A ausência desses torcedores representa um golpe para a atmosfera festiva que a Costa do Marfim sempre levou aos Mundiais. Em suas participações anteriores – Alemanha (2006), África do Sul (2010) e Brasil (2014) –, a torcida dos “Elefantes” se destacou pela alegria contagiante e o sorriso no rosto, independentemente dos resultados em campo. Eles eram uma atração à parte, celebrando cada momento com entusiasmo.

A imprensa local expressou grande frustração com a situação, destacando que a torcida seria um “braço direito” fundamental para que a seleção africana pudesse, pela primeira vez em sua história, avançar da fase de grupos. Sem o apoio direto de seus fãs, a Costa do Marfim fará sua estreia na Copa do Mundo de 2026 no próximo domingo (14) contra o Equador. Na sequência do Grupo E, os Elefantes enfrentarão a Alemanha em 20 de junho e encerrarão a fase de grupos contra Curaçao no dia 25.

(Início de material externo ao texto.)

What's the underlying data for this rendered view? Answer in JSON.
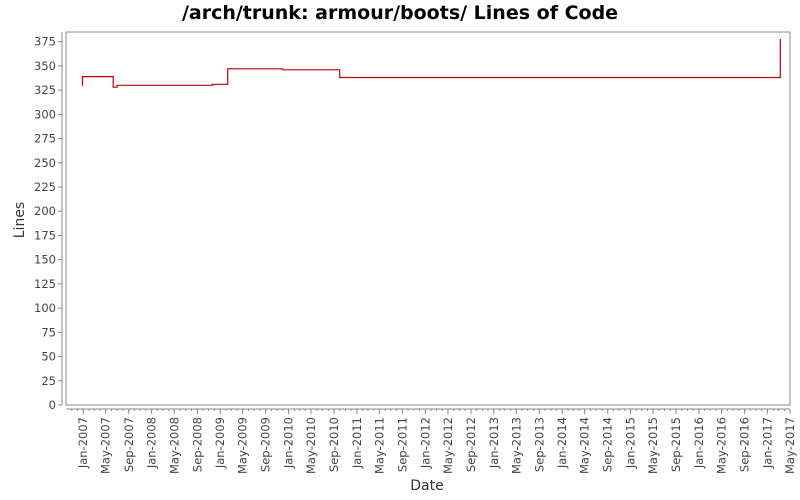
{
  "chart_data": {
    "type": "line",
    "title": "/arch/trunk: armour/boots/ Lines of Code",
    "xlabel": "Date",
    "ylabel": "Lines",
    "ylim": [
      0,
      385
    ],
    "yticks": [
      0,
      25,
      50,
      75,
      100,
      125,
      150,
      175,
      200,
      225,
      250,
      275,
      300,
      325,
      350,
      375
    ],
    "xlim": [
      "2006-10-01",
      "2017-05-01"
    ],
    "xticks": [
      "Jan-2007",
      "May-2007",
      "Sep-2007",
      "Jan-2008",
      "May-2008",
      "Sep-2008",
      "Jan-2009",
      "May-2009",
      "Sep-2009",
      "Jan-2010",
      "May-2010",
      "Sep-2010",
      "Jan-2011",
      "May-2011",
      "Sep-2011",
      "Jan-2012",
      "May-2012",
      "Sep-2012",
      "Jan-2013",
      "May-2013",
      "Sep-2013",
      "Jan-2014",
      "May-2014",
      "Sep-2014",
      "Jan-2015",
      "May-2015",
      "Sep-2015",
      "Jan-2016",
      "May-2016",
      "Sep-2016",
      "Jan-2017",
      "May-2017"
    ],
    "grid": false,
    "line_color": "#c00000",
    "series": [
      {
        "step": true,
        "x": [
          "2006-12-25",
          "2006-12-28",
          "2007-06-10",
          "2007-07-01",
          "2008-11-20",
          "2009-02-10",
          "2009-12-01",
          "2010-10-01",
          "2017-03-10"
        ],
        "values": [
          330,
          339,
          328,
          330,
          331,
          347,
          346,
          338,
          378
        ]
      }
    ]
  }
}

Desafios Migratórios Além da Torcida

O problema enfrentado pelos torcedores marfinenses não é um caso isolado e se soma a uma série de desafios migratórios que têm impactado o universo do futebol na preparação para o Mundial.

O Caso do Árbitro Somali Omar Artan

Nesta semana, o mundo do esporte acompanhou a repercussão da deportação do árbitro Omar Artan, da Somália. Proibido de apitar jogos da Copa do Mundo nos Estados Unidos sob suspeita de “vínculo com terroristas”, ele foi forçado a retornar ao seu país de origem. O Canadá tentou contornar a situação, convidando Artan para atuar em jogos do Mundial em Vancouver. Na Somália, o árbitro foi recebido como um verdadeiro herói, com multidões cantando seu nome e aplaudindo sua chegada.

Obstáculos para a Delegação do Iraque

A seleção do Iraque também enfrentou sérios obstáculos para entrar nos Estados Unidos. O fotógrafo da equipe, Talal Salah, foi submetido a um interrogatório de mais de 10 horas e, ao final do processo burocrático, foi impedido de entrar em solo estadunidense. O artilheiro da seleção iraquiana, Aymen Hussein, também passou por um processo de imigração problemático, sendo interrogado por 7 horas. Segundo a imprensa do Iraque, o atacante foi tratado como “terrorista” pelas autoridades norte-americanas. Esses incidentes levantam questões sobre a rigidez e o impacto das políticas de imigração dos EUA em eventos esportivos de grande porte.